Yeah, it was my decision. I gave myself a lot of time in the summer to think on it and kind of play out in my head if I go back… At the end of the day it was about my mental health. Last season, I had a couple of panic attacks. I think it was just… I was struggling. I always felt like I was on the edge of a cliff every week. And I was like, I don’t want to be doing that to myself anymore. And it’s not like the show was mean towards me or anyone. It was just how I handle things. I think I’m an introvert. When I’m in a big group of a lot of amazing people, and everyone’s speaking over everyone else, I think I tend to get small. I get nervous, like, where do I fit? What am I supposed to do? That’s how I was in high school, too. And so I think that’s what caused it. And I was like, I think I’m OK. I feel like there’s nothing else that I feel like, oh, I need to be sharing this, I want to do this on the show. I think I’m ready. There was just something telling me, I think I could part ways.
It was time.
And it was super hard because I love Lorne [Michaels]! And I am so grateful for all of them for having me. And I shared with them that this was my kid dream. This is all I wanted as a kid. So I’m going to carry that forever in my heart, that I got to experience that in my life.
Well, I imagine that as the cast got bigger and bigger, too, that it was harder and harder to stand out. But I think that that might explain why there was so much turnover this year with a lot of people leaving.
Yeah, I think it was a lot. And then the pandemic, I mean, that quarantine year in 2020 was really rough too.
Are you still able to watch the show? Have you had the experience of watching the show since not being on it?
I’ve noticed that I still will go online and watch certain clips. It is a little tough, I’m not gonna lie, it is a little tough.
There’s some FOMO there?
Yeah, yeah, a little bit for sure, but not enough to where I’m like, oh, I need to go back. But I do love watching my friends on there. And then just seeing the new folks shine and do well, that’s nice to see.
Looking back, are there things that you will miss most and least?

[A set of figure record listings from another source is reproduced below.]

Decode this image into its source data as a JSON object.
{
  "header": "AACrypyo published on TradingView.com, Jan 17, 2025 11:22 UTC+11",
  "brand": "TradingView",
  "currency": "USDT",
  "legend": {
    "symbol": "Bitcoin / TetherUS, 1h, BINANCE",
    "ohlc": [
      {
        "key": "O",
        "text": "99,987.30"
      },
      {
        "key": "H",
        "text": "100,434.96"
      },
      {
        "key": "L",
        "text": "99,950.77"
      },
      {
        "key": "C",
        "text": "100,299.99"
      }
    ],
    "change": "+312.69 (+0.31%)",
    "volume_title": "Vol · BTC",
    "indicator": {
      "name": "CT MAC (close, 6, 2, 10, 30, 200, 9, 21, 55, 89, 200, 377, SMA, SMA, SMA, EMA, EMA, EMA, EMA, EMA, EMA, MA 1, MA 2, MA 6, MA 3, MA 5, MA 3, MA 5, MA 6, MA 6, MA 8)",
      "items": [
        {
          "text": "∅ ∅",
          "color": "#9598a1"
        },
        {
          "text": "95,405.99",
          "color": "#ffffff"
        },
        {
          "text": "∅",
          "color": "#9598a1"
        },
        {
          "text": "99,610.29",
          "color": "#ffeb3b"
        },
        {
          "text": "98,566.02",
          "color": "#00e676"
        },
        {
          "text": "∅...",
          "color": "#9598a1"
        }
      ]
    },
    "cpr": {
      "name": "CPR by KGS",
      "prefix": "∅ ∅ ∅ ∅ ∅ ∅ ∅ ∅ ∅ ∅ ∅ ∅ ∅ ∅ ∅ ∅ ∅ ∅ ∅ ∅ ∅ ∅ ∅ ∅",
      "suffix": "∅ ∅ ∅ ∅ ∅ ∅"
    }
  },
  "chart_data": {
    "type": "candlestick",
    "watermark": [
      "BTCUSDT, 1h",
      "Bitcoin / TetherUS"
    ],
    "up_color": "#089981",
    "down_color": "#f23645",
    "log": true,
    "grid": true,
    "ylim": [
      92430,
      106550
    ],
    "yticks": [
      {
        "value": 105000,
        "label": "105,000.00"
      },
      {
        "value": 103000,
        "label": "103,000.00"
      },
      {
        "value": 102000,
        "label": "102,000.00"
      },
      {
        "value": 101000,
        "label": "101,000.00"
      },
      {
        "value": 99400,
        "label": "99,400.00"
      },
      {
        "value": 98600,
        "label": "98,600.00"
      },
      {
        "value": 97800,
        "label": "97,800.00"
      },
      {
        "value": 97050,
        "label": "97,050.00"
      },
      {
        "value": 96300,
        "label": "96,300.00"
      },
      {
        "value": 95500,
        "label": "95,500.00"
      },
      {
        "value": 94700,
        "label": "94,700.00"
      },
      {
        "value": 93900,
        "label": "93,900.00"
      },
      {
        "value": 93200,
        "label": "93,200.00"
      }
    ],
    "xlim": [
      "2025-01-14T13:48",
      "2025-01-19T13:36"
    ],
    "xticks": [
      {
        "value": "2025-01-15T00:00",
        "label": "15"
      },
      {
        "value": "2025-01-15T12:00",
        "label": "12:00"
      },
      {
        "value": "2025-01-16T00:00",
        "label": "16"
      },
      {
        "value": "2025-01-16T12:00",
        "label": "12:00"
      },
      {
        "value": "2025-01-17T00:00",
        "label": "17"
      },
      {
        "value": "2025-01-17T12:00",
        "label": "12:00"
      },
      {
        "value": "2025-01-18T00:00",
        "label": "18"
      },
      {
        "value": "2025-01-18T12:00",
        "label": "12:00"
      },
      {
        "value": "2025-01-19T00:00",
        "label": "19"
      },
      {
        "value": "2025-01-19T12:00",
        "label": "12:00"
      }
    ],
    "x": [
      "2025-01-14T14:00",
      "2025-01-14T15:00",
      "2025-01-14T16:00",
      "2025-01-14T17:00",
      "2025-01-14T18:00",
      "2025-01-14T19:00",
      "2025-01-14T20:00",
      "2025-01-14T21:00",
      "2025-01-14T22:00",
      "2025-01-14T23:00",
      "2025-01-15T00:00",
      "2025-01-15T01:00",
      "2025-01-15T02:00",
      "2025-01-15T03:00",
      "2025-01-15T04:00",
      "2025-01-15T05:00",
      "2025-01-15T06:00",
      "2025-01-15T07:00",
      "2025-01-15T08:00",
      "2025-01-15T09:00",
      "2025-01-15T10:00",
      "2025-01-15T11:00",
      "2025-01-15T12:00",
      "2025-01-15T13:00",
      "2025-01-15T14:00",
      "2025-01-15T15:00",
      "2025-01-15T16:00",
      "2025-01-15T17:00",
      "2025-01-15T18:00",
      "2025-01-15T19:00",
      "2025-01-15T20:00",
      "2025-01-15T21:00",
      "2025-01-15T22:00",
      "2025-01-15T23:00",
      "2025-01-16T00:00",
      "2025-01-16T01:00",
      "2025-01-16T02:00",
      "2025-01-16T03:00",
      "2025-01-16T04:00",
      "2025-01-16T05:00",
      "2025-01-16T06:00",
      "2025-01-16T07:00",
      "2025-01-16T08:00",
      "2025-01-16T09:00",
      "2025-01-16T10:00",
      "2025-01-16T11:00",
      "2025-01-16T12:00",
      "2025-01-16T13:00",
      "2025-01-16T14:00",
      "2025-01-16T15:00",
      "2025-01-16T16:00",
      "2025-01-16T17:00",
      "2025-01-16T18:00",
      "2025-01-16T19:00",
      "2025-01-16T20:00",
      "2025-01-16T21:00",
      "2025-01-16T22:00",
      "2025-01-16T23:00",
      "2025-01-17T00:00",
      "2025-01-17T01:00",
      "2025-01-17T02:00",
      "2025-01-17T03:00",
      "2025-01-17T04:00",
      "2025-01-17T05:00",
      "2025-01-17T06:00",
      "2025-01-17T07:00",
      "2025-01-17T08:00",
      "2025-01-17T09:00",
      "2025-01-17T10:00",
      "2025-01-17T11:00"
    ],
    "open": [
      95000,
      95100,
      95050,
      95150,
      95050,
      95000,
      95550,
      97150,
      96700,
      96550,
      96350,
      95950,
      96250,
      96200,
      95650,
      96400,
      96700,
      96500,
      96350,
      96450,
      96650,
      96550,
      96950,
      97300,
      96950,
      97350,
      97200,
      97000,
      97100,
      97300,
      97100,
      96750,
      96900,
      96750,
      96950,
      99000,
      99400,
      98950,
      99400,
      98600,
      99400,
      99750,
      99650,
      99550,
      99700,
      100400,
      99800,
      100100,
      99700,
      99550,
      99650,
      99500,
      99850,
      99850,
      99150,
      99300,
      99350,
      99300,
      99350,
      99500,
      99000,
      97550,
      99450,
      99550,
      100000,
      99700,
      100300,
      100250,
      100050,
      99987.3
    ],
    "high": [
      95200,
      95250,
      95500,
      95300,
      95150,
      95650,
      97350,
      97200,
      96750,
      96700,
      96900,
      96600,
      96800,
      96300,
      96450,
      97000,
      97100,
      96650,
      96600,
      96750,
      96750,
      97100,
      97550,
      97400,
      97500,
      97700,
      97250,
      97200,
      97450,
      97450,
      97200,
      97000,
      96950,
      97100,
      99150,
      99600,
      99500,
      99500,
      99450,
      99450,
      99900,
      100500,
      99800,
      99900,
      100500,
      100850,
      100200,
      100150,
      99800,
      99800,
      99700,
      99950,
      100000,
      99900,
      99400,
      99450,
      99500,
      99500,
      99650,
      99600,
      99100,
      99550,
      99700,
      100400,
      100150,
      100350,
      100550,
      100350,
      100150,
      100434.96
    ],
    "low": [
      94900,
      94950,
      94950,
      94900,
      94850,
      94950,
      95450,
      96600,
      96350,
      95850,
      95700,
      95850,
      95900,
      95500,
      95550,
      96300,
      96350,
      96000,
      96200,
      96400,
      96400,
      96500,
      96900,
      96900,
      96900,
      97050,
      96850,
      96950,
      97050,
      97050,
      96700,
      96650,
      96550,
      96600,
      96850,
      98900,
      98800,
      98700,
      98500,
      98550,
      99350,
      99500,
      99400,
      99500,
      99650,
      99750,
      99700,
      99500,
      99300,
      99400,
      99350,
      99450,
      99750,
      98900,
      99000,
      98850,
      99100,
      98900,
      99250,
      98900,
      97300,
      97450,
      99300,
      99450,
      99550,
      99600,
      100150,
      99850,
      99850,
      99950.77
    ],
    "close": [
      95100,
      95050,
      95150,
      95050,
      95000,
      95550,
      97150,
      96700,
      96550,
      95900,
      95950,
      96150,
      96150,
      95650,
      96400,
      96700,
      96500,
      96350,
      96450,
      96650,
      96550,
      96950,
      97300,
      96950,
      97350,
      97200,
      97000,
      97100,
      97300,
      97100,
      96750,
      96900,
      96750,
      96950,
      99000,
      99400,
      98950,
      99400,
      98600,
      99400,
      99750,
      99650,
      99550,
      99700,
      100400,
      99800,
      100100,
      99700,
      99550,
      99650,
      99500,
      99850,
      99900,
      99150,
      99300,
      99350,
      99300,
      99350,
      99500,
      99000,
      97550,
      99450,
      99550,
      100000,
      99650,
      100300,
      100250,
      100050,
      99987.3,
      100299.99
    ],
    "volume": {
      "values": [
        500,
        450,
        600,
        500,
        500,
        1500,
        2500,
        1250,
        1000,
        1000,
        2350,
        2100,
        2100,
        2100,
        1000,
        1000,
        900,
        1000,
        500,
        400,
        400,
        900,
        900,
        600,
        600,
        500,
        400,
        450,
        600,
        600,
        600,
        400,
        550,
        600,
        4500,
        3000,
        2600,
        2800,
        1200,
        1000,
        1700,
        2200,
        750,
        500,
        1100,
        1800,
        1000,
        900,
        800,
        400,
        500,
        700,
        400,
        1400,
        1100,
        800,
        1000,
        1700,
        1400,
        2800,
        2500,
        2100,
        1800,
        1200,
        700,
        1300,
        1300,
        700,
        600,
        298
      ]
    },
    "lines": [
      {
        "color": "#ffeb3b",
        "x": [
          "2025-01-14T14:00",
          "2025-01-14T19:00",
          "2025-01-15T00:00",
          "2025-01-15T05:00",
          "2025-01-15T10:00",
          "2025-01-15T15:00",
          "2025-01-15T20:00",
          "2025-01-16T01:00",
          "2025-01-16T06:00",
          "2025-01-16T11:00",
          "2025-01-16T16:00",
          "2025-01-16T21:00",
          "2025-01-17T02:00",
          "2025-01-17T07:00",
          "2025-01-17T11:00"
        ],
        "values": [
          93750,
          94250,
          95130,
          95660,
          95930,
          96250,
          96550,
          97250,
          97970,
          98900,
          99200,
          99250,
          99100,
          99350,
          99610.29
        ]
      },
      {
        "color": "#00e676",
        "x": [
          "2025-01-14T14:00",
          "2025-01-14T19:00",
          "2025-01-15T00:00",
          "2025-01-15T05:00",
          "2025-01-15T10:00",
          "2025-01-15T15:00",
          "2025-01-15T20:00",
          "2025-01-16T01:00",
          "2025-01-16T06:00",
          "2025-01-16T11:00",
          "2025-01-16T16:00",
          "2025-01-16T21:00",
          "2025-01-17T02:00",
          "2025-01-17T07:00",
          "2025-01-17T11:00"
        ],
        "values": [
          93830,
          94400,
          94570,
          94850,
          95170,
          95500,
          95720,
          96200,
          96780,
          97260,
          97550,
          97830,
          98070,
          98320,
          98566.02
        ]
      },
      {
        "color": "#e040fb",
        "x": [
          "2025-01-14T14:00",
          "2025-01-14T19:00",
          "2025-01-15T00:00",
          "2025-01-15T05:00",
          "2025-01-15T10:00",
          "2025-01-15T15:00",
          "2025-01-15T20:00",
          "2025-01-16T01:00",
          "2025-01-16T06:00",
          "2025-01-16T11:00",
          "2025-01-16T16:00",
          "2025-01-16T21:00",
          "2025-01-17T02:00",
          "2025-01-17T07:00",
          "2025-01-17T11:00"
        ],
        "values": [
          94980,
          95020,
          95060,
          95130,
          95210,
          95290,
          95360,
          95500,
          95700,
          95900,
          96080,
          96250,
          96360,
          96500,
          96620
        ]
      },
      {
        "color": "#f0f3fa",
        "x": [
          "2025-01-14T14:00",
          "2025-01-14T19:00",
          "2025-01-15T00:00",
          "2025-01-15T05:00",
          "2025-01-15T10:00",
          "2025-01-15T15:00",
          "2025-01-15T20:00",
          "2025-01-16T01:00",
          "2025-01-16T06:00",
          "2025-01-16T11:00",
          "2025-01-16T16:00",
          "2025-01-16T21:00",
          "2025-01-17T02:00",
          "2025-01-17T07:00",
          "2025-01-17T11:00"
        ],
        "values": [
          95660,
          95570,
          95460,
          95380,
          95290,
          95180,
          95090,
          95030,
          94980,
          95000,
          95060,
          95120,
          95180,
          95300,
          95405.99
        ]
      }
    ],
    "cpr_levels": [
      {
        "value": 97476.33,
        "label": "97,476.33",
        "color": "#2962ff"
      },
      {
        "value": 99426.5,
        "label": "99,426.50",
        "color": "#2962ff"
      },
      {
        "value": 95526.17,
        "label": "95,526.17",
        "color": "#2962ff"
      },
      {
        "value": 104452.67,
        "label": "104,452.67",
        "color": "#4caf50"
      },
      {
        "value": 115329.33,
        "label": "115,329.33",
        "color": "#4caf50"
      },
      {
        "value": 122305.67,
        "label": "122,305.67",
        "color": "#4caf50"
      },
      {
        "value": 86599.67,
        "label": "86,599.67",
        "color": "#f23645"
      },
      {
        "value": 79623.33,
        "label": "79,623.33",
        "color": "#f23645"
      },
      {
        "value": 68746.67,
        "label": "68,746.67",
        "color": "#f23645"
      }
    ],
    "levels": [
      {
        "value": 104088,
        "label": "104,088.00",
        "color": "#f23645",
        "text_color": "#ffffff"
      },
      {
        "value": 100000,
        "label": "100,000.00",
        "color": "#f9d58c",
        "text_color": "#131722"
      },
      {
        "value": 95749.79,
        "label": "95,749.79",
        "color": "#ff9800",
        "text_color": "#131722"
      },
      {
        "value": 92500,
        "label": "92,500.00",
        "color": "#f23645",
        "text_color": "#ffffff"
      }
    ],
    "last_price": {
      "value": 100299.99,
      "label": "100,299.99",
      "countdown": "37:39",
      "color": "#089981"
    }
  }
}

I probably will just miss that magical feeling of, “I’m going live with something that I love, and I’m proud of and excited to play.” That magical feeling of, “I can’t believe I’m on this show” that would come every single time I would go out there and do a Weekend Update piece. Just knowing it was going to get on air, it’s exciting and thrilling.
What will you not miss?
I mean, probably the work schedule. And that pressure of every week coming up with something and trying to share it with a writer and be like, “Hey, what do you think of this?” And that feeling of, “I don’t have time to help you like that,” or “someone’s already writing that so you can’t write it.” That feeling of, “OK, what else? What could I do?” That feeling, I’m not going to miss.